Położył rękę na jej ramieniu i powoli zsuwał ją aż do dłoni. Kiedy wziął ją wreszcie za rękę, Fiona mruknęła:

– Całe szczęście, że nie chciałeś potrzymać mnie za stopę.

– Cicho bądź – nakazał. – I trzymaj się blisko mnie.

Posłusznie ruszyła za nim do sypialni. Dzięki butom na miękkich podeszwach poruszali się po zniszczonych deskach podłogi prawie bezszelestnie.

Kiedy znaleźli się wreszcie w sypialni, Ace znów zbliżył usta do ucha Fiony.

– Słuchaj, naprawdę chciałbym być bohaterem, który czuwa całą noc na straży, ale niestety muszę się trochę przespać.
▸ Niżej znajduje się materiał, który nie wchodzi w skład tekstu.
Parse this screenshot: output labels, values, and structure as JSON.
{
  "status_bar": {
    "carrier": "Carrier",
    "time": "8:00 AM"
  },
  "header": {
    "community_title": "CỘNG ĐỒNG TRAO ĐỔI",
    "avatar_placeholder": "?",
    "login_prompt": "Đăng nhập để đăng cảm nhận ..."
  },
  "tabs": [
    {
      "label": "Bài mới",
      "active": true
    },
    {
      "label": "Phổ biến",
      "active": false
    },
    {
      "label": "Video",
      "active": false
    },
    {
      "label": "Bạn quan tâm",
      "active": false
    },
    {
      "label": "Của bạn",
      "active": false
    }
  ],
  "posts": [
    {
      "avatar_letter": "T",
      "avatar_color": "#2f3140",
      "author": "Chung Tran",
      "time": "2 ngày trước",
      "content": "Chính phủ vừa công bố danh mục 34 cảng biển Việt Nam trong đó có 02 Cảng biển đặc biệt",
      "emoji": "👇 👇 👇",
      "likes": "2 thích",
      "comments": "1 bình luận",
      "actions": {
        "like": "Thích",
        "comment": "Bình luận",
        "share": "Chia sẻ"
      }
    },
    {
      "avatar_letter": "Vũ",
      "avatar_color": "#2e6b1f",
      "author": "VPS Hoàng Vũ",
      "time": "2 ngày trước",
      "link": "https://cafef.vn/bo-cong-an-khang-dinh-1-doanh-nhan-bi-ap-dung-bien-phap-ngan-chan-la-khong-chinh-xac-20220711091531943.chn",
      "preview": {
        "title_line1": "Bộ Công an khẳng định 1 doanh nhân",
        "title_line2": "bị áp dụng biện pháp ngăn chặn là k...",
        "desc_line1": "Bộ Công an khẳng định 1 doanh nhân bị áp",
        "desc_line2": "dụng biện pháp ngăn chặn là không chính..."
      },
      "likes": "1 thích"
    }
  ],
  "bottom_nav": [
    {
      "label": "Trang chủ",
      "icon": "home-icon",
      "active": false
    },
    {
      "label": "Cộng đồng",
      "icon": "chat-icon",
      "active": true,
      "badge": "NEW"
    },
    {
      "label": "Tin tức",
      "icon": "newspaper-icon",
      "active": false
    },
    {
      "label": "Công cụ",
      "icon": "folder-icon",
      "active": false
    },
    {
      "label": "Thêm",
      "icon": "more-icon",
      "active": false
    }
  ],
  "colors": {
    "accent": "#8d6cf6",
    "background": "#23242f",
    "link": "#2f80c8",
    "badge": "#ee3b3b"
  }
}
Fiona nie była pewna, do czego on dąży. Po południu pomagała mu rozłożyć prześcieradła na dwóch ohydnych, stojących w sypialni łóżkach, więc wiedziała, że Ace zamierza iść spać. Co w takim razie próbuje jej powiedzieć?
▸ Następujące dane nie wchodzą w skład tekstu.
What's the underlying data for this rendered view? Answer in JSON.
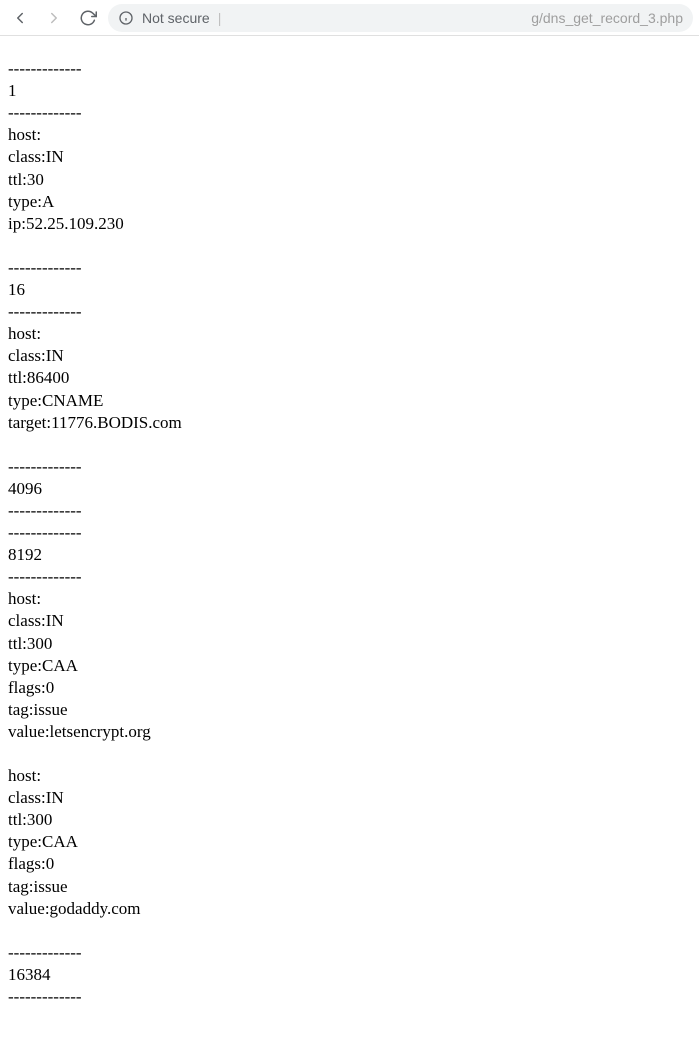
{
  "toolbar": {
    "secure_label": "Not secure",
    "url_tail": "g/dns_get_record_3.php"
  },
  "sep": "-------------",
  "records": {
    "r1": {
      "header_num": "1",
      "host_label": "host:",
      "class": "class:IN",
      "ttl": "ttl:30",
      "type": "type:A",
      "ip": "ip:52.25.109.230"
    },
    "r16": {
      "header_num": "16",
      "host_label": "host:",
      "class": "class:IN",
      "ttl": "ttl:86400",
      "type": "type:CNAME",
      "target": "target:11776.BODIS.com"
    },
    "r4096": {
      "header_num": "4096"
    },
    "r8192": {
      "header_num": "8192",
      "host_label": "host:",
      "class": "class:IN",
      "ttl": "ttl:300",
      "type": "type:CAA",
      "flags": "flags:0",
      "tag": "tag:issue",
      "value": "value:letsencrypt.org"
    },
    "r8192b": {
      "host_label": "host:",
      "class": "class:IN",
      "ttl": "ttl:300",
      "type": "type:CAA",
      "flags": "flags:0",
      "tag": "tag:issue",
      "value": "value:godaddy.com"
    },
    "r16384": {
      "header_num": "16384"
    }
  }
}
– Musimy spać razem – oświadczył. – Nie możemy być rozdzieleni na wypadek gdyby… gdyby ktoś tam był.

– Masz na myśli policję? Chyba byśmy ich usłyszeli. Czyż oni nie podjeżdżają białymi samochodami ze światłami migającymi na dachu i…

– Zabiłaś Hudsona?

– Oczywiście, że nie!

– Ja także nie – odpowiedział Ace. – A to oznacza, że ten, kto to zrobił, jest tam na zewnątrz. Rano wyniesiemy się stąd, ale teraz obojgu nam potrzebny jest sen i musimy być razem. Stanowimy alibi dla siebie nawzajem.

– Cudownie. Nie mogę się wprost doczekać, żeby oświadczyć sądowi, że nie zabiłam Roya, bo byłam w łóżku z drugim jego spadkobiercą.

– Czy mogłabyś przynajmniej raz wziąć na swój ostry jak sztylet język kogo innego, nie mnie? Chcę teraz położyć się do łóżka, a oboje powinniśmy złapać tyle snu, ile tylko się da. Kto wie, co przyniesie jutro?